The `auth` object for this method defines the following additional properties:
* `authorization_url` (required) - A URL string. The OAuth 2.0 authorization endpoint.
* `token_url` (required) - A URL string. The OAuth 2.0 token endpoint.
* `scopes` (optional) - A list of strings. The OAuth 2.0 scopes required for access. If omitted, the client SHOULD request no specific scopes.
Clients SHOULD support the Authorization Code flow as defined in [RFC 6749, Section 4.1][rfc6749-s4.1]. Clients MAY support additional flows as appropriate.
Example:
```json
{
"auth": {
"type": "oauth2",
"authorization_url": "https://repo.example.com/oauth/authorize",
"token_url": "https://repo.example.com/oauth/token",
"scopes": ["packages:read"],
"hint": "Sign in with your repository account to download.",
"hint_url": "https://repo.example.com/register"
}
}
```
[rfc6749]: https://datatracker.ietf.org/doc/html/rfc6749
[rfc6749-s4.1]: https://datatracker.ietf.org/doc/html/rfc6749#section-4.1
## Combining Authentication with Entitlements
When a package has both `entitlements` (on the metadata) and `auth` (on a release), the two work together:
1. The client verifies the user's entitlement by contacting the vendor's entitlement service, as described in [Entitlement Verification](./specification.md#entitlement-verification).

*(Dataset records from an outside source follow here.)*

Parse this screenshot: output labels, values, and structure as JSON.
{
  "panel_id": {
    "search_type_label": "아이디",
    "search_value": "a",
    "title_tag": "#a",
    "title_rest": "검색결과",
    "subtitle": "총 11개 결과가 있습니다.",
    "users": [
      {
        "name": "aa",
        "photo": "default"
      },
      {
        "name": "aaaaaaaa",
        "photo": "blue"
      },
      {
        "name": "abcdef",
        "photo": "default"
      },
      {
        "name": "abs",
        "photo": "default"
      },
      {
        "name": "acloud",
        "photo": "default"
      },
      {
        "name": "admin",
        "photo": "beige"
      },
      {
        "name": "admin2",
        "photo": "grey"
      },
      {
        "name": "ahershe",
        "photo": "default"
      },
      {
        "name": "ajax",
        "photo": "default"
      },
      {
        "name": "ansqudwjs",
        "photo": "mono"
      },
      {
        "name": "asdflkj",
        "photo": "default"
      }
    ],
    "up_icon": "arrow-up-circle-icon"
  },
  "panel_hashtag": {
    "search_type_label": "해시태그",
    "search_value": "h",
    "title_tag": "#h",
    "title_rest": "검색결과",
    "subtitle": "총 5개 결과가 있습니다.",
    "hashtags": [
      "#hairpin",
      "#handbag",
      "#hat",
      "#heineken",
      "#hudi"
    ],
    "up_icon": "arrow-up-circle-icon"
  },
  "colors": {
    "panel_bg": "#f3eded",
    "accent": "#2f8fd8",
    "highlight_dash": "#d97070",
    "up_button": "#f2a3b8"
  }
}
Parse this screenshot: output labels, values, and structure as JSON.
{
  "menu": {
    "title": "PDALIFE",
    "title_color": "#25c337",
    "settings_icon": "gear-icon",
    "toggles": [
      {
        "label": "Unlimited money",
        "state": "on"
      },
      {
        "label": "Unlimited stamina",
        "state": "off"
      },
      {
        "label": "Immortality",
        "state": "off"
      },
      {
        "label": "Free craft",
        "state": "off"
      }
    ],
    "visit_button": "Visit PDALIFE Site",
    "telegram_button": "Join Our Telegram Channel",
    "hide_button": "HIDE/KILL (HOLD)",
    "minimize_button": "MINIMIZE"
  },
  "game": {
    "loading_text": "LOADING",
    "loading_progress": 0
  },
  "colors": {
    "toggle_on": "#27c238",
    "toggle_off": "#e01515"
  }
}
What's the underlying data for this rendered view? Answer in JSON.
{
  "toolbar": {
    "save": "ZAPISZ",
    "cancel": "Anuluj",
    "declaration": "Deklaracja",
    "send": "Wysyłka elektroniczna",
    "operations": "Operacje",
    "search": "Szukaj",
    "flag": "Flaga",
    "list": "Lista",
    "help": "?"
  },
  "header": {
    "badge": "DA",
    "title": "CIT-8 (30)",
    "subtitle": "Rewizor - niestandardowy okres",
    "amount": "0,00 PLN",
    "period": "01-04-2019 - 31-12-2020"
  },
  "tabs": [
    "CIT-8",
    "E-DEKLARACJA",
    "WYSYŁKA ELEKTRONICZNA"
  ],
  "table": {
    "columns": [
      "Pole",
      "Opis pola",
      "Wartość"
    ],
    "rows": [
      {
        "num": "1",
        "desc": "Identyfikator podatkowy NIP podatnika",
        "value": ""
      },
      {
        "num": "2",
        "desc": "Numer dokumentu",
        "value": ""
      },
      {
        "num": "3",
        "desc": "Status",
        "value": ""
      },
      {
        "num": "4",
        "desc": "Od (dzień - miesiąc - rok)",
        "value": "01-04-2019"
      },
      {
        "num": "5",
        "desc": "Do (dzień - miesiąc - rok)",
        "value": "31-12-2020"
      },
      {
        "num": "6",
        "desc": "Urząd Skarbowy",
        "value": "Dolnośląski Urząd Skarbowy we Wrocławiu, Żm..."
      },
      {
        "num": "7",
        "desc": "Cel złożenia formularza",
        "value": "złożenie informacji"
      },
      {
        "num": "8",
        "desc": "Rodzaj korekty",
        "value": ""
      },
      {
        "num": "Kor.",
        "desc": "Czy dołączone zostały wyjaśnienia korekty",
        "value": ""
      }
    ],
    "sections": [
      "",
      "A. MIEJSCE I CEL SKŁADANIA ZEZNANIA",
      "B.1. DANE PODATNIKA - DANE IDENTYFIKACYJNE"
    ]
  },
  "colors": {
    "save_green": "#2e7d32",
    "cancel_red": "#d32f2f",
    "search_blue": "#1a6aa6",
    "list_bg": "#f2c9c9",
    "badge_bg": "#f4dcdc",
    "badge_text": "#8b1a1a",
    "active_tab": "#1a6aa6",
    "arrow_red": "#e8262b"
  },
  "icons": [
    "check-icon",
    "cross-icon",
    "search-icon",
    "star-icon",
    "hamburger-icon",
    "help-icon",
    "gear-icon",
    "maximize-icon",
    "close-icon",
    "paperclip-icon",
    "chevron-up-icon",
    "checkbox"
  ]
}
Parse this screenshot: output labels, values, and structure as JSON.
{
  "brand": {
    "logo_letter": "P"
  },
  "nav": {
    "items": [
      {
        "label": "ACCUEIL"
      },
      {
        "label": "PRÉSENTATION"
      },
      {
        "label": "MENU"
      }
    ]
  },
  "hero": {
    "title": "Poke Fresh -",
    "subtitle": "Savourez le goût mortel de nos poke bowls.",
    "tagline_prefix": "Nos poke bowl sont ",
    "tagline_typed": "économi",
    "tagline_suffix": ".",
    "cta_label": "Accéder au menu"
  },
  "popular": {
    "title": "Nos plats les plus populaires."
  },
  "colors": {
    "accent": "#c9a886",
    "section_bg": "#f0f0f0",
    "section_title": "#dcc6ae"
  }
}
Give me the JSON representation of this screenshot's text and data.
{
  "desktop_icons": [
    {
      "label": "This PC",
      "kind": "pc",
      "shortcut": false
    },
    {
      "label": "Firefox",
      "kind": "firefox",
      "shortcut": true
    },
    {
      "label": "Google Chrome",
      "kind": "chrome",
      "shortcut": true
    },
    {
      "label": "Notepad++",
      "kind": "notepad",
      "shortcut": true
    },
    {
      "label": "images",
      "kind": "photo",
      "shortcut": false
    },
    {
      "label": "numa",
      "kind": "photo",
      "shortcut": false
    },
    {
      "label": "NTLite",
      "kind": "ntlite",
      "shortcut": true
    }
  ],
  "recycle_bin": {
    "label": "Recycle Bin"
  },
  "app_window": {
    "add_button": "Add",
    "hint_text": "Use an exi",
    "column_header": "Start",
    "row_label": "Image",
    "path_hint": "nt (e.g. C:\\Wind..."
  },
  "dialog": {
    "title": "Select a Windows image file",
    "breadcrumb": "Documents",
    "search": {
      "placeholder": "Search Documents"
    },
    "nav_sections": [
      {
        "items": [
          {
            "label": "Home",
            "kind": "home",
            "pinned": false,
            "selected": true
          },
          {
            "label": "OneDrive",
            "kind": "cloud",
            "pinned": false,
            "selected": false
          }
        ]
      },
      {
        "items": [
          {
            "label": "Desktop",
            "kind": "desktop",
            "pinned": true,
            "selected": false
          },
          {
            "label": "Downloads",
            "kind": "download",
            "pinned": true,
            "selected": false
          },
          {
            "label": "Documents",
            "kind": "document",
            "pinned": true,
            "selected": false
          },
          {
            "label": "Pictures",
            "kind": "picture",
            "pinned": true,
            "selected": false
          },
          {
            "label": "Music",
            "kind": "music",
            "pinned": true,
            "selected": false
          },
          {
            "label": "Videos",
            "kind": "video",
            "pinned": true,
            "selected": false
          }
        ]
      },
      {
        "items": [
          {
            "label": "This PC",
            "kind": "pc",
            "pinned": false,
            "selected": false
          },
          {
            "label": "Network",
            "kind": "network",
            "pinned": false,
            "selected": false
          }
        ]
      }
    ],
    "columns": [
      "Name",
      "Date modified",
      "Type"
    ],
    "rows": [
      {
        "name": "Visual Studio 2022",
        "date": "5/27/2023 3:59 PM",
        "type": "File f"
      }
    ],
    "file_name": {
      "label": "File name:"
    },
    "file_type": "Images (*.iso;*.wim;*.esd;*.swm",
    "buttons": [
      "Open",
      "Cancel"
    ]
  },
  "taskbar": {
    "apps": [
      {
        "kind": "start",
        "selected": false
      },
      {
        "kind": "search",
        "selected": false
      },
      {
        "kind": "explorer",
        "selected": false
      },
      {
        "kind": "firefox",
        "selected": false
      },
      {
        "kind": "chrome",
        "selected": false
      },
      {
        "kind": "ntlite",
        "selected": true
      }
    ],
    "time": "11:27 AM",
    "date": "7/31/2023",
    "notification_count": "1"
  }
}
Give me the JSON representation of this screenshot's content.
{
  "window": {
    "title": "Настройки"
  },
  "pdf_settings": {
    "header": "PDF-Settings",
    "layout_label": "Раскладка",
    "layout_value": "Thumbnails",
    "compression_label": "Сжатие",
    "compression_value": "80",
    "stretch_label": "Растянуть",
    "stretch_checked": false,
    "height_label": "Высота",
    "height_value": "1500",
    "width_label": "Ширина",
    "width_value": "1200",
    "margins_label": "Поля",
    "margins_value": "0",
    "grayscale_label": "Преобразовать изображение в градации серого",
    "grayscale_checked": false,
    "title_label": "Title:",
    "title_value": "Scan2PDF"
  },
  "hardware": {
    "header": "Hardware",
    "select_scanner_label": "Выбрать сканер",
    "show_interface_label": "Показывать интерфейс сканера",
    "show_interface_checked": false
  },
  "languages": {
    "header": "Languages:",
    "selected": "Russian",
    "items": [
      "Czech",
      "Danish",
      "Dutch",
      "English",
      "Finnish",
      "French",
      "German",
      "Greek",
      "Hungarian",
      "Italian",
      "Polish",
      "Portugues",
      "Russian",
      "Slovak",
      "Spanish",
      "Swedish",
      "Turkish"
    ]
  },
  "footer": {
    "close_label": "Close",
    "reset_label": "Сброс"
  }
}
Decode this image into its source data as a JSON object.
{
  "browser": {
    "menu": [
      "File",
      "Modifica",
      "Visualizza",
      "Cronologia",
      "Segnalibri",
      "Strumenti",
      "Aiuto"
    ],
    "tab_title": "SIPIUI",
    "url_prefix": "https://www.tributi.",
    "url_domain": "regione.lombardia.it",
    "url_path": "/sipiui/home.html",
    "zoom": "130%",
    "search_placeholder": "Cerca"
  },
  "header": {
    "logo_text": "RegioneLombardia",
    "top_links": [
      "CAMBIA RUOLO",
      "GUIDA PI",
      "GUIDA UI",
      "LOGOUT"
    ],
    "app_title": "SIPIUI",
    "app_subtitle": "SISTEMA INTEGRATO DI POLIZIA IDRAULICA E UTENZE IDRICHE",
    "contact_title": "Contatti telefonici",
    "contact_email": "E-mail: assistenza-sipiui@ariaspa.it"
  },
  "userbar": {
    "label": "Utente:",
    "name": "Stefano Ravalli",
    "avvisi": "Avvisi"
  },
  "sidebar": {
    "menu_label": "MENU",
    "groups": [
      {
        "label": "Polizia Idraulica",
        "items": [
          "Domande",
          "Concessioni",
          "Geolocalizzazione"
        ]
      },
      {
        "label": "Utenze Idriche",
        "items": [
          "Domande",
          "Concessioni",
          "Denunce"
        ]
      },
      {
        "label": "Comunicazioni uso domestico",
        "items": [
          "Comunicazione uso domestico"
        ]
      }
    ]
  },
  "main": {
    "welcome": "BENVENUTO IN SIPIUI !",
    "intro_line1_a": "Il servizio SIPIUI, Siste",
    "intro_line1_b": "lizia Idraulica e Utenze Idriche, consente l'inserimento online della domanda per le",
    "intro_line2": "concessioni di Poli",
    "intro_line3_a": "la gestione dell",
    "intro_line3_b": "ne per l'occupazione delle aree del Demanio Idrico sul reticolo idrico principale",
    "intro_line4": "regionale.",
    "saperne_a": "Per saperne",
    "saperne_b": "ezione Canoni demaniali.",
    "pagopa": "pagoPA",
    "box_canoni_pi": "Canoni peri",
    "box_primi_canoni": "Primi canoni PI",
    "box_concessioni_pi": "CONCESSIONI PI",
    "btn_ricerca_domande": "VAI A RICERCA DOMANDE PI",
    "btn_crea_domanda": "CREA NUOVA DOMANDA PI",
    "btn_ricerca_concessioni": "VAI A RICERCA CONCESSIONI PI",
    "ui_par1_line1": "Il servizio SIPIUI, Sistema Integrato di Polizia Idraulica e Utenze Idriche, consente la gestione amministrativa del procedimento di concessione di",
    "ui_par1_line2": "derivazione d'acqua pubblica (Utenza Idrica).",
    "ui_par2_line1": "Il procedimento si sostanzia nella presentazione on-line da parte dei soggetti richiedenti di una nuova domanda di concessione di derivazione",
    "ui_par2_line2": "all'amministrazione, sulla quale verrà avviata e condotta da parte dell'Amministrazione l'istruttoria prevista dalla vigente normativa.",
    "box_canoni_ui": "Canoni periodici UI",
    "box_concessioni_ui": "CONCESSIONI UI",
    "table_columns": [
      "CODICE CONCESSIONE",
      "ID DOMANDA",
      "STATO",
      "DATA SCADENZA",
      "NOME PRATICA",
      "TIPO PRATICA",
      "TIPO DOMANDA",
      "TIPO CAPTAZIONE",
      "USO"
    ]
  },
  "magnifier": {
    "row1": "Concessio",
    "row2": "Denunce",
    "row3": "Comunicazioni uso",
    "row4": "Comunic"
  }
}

2. The entitlement service returns an [entitlement proof](./specification.md#entitlement-proof) JWT.
3. The client presents the entitlement proof as a bearer token to the repository when downloading artifacts.
In this flow, the repository's `auth` type is typically `bearer`, and the token is the entitlement proof JWT. The repository validates the JWT signature and expiration before serving the artifact.
This separation allows:
- **Vendors** to control who can access their packages (via the entitlement service).
- **Repositories** to enforce access without needing their own authorization logic (by validating JWTs).
- **Aggregators and caches** to enforce the same access controls (by accepting the same JWTs).
- **Users** to move between repositories without losing their entitlements.